Памяти моей матери

 

Я лежу на телеге и гляжу в звездное летнее небо. Звезд много: они перемигиваются, дрожат, словно собираются сообщить мне какую-то тайну. Я настолько этим увлечена, что плохо слушаю, о чем говорит мать, лениво правя лошадью.

Да мать, наверное, говорит и не для меня, потому что произносит слова глухо, себе под нос. Скорее, говорит для того, чтобы отогнать страх (она большая трусиха, но это я знаю теперь, а тогда мне было пять лет, и казалось, что самый храбрый, самый умный и сильный человек — это мать). И ей надо слышать звук хоть собственного голоса, потому что я упорно молчу, глядя на звезды.

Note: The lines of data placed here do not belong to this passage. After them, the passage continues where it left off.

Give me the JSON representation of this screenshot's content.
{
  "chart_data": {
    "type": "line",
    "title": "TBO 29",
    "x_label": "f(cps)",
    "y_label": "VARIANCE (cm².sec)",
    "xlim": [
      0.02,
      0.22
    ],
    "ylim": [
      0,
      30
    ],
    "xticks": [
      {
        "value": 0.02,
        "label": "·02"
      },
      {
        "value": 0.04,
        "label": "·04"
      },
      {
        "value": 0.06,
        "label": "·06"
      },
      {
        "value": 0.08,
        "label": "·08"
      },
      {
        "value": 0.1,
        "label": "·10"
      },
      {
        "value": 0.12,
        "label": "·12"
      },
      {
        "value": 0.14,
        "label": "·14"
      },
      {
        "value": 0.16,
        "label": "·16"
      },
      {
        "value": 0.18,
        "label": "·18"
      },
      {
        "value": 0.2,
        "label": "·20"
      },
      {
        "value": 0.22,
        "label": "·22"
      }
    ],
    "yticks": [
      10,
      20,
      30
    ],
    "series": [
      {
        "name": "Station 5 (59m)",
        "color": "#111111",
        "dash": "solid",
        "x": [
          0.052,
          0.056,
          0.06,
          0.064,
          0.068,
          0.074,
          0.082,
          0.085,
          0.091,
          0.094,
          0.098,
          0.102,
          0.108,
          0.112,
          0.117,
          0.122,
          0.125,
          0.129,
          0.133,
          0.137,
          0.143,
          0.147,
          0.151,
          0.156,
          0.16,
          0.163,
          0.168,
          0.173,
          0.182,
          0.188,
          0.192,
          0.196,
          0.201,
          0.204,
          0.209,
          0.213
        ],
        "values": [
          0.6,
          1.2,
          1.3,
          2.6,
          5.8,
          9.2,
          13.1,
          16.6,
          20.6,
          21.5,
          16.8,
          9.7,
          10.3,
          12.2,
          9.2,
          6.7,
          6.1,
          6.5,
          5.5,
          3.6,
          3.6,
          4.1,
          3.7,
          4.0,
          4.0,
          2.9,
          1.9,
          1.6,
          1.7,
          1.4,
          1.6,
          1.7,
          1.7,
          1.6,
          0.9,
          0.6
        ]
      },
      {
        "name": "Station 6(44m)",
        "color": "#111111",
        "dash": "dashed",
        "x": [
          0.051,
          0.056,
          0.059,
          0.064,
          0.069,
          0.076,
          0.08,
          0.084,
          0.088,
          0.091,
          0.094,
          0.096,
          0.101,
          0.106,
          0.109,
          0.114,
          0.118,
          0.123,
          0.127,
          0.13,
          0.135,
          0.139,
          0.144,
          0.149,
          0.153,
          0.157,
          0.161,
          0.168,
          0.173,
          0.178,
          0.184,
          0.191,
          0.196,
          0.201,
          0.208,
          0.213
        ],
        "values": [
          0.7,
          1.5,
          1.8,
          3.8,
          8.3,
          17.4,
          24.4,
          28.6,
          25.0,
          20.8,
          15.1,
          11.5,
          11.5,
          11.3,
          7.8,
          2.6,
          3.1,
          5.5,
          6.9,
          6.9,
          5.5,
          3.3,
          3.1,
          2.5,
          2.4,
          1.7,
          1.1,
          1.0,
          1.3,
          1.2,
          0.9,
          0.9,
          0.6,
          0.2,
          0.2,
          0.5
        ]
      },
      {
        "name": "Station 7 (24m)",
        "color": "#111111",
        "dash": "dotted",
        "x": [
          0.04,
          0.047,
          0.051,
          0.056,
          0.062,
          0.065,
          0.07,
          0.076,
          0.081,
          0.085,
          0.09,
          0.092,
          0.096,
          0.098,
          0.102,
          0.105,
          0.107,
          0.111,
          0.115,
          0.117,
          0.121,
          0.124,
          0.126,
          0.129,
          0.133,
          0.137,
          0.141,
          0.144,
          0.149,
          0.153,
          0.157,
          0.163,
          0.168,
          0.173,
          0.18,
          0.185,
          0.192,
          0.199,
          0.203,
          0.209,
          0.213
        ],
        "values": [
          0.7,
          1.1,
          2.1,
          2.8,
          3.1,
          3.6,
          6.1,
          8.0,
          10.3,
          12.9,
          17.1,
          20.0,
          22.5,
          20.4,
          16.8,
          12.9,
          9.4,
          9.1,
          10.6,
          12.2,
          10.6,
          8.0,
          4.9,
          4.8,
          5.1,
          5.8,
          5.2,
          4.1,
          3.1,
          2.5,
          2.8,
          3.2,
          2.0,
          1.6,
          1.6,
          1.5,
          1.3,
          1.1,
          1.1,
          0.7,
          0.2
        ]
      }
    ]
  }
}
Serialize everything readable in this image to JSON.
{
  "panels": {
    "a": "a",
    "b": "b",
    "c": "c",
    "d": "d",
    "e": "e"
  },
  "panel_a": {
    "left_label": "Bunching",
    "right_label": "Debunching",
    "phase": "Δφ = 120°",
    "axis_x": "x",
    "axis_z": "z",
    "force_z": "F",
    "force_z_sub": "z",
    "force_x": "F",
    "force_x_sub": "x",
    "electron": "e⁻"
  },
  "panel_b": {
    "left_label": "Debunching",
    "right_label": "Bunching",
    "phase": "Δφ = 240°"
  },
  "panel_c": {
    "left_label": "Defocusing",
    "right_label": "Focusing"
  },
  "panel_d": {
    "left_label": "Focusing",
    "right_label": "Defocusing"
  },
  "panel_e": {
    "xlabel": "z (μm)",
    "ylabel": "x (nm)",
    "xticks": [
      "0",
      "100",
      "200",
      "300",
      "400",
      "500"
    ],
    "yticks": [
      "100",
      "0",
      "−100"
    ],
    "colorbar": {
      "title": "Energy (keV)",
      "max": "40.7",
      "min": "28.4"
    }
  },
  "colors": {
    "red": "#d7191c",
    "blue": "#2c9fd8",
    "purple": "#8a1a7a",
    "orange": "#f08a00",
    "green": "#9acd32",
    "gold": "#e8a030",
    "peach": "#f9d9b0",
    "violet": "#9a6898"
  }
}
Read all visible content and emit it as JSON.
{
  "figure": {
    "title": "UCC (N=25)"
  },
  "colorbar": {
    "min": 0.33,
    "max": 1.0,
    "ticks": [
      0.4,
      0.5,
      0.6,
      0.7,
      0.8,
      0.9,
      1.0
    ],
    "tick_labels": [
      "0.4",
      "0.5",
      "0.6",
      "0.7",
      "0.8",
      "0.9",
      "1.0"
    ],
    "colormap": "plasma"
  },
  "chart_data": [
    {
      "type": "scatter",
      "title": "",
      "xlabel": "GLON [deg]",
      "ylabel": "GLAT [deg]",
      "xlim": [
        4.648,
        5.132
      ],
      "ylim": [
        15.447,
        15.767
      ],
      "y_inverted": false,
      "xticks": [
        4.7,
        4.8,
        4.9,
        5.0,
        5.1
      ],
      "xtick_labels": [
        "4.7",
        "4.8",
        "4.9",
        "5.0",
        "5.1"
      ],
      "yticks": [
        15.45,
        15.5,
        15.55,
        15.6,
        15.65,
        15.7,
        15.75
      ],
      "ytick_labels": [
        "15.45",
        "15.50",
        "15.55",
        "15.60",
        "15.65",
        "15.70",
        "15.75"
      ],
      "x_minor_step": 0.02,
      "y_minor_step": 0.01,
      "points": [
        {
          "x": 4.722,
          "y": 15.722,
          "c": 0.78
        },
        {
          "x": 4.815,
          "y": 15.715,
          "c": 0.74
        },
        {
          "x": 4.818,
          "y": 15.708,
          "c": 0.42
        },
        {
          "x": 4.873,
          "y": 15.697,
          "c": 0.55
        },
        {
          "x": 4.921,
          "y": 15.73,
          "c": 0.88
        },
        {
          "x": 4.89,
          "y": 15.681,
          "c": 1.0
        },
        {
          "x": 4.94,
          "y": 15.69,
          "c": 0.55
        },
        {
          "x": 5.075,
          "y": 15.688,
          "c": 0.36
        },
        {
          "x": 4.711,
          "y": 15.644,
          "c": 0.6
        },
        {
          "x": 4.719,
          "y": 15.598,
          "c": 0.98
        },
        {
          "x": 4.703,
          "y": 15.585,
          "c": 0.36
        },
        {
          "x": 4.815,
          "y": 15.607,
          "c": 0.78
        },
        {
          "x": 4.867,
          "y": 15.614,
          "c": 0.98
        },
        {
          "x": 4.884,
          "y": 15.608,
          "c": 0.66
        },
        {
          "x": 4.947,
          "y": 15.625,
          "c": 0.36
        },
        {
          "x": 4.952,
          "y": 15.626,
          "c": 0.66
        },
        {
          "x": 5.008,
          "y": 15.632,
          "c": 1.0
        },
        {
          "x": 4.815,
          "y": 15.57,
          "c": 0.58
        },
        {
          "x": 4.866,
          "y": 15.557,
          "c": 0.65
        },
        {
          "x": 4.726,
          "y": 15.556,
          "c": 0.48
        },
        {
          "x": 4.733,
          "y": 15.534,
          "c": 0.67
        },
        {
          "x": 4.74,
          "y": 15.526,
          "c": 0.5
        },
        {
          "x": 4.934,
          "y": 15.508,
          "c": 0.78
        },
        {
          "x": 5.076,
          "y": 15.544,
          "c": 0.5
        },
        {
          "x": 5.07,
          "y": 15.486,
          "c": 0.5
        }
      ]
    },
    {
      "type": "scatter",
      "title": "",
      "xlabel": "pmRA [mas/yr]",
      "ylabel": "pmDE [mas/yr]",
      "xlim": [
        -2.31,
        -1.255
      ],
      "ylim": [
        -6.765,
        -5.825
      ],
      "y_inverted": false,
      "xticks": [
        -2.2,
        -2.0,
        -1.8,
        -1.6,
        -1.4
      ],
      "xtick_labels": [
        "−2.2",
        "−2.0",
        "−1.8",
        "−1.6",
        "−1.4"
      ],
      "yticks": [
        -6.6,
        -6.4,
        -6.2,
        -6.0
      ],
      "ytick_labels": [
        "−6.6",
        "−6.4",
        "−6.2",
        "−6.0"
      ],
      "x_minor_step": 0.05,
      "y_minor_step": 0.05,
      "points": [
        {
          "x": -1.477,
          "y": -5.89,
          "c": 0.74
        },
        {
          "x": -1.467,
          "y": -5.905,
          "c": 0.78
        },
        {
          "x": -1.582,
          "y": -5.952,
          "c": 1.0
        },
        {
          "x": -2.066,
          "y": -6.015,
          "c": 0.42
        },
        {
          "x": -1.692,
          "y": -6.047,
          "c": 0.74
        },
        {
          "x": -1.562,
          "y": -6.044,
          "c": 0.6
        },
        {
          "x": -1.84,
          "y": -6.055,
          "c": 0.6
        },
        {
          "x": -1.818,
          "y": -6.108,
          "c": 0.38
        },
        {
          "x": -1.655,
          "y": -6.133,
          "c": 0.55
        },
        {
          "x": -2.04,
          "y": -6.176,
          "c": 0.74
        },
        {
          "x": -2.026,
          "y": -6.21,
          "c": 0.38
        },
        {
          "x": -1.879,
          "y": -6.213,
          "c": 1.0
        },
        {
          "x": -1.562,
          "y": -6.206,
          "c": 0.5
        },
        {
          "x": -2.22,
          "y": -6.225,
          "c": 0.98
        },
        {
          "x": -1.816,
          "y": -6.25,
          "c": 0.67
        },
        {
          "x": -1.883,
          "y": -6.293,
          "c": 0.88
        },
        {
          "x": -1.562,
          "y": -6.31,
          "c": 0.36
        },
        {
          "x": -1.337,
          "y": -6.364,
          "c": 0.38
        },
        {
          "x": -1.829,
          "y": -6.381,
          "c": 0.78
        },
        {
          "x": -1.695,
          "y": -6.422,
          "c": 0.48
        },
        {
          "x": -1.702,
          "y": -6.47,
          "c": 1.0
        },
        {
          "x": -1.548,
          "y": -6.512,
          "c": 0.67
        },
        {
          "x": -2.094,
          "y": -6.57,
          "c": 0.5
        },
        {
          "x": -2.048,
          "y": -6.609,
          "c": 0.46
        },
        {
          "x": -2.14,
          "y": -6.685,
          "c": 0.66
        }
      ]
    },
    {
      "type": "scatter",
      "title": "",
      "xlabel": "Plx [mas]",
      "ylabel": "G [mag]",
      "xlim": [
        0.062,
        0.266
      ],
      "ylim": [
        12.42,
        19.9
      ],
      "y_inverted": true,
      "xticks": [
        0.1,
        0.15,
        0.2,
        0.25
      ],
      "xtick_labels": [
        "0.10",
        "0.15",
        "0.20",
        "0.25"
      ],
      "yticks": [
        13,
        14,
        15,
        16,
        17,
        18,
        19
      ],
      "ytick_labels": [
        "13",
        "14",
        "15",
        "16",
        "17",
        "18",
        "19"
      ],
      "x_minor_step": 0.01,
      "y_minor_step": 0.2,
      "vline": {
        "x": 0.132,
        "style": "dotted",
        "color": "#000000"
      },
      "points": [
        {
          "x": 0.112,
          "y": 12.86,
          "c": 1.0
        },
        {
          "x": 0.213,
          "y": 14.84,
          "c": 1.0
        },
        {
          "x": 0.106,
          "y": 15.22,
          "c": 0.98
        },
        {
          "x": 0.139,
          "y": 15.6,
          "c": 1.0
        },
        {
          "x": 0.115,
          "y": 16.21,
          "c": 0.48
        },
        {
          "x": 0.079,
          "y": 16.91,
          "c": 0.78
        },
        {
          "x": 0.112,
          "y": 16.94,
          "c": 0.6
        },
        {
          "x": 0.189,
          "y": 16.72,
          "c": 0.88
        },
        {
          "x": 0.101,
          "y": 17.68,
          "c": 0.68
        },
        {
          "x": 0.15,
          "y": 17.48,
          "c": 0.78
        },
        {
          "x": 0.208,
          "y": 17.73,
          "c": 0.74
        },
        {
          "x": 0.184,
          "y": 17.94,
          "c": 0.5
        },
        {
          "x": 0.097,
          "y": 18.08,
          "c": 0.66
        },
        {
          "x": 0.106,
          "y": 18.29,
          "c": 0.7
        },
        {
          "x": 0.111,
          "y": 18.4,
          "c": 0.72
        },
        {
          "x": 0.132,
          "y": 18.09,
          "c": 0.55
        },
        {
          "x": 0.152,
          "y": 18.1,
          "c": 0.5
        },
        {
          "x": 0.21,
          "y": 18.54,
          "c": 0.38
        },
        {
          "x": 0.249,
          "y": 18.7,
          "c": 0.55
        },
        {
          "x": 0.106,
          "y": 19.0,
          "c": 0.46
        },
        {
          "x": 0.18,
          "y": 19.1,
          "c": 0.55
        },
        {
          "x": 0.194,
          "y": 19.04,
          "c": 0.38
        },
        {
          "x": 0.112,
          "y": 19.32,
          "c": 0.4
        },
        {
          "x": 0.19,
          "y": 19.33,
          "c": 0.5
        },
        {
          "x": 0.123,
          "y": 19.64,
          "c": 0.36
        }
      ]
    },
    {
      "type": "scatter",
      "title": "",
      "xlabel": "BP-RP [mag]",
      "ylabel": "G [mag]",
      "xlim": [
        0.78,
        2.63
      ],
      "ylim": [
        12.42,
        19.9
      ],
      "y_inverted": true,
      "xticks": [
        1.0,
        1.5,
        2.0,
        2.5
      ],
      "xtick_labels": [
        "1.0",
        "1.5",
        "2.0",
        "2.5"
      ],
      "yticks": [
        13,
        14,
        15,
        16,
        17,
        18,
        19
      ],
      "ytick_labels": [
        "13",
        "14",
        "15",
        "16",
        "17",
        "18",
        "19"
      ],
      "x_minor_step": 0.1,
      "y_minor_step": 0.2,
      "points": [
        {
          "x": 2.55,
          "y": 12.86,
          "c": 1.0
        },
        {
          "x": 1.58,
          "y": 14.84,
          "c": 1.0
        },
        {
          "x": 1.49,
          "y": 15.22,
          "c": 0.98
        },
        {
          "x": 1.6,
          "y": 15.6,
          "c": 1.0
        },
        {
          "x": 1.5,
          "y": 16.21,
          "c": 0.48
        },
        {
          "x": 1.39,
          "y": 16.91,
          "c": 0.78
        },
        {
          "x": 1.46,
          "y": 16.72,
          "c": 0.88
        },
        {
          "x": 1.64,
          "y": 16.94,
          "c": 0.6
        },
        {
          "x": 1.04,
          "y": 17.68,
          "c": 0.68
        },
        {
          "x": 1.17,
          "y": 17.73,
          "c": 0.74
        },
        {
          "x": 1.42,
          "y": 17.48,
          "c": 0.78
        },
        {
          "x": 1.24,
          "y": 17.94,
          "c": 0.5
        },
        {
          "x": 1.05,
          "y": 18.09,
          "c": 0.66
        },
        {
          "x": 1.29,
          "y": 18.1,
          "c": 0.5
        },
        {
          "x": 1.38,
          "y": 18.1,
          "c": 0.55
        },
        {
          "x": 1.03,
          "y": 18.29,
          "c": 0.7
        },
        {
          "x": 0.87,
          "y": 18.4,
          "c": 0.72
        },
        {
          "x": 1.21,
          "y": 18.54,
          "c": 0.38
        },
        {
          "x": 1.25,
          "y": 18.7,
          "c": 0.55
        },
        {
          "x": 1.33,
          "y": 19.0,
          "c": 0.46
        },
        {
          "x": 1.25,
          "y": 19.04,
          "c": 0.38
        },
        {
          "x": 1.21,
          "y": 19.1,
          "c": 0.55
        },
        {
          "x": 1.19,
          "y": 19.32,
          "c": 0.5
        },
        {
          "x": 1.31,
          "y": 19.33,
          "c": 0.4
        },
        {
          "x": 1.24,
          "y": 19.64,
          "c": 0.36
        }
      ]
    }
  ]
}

— Теперь только к двум ночи приедем домой, — мрачно рассуждает она, почмокивая на лошадь. — А завтра мне на совещание ехать в район, пропади оно пропадом! Акушерку бы вместо себя послать, да она, вишь, в отпуске. Как навалится одно на одно! У самой вот чирей на плече вскочил, к хирургу бы съездить — некогда! Отчет полугодовой сдавать надо, когда писать буду? Дрова вчера у председателя выпросила и себе, и в медпункт, привезти не на чем: ни машин, ни тракторов нет. Договориться бы с кем-то из шоферов…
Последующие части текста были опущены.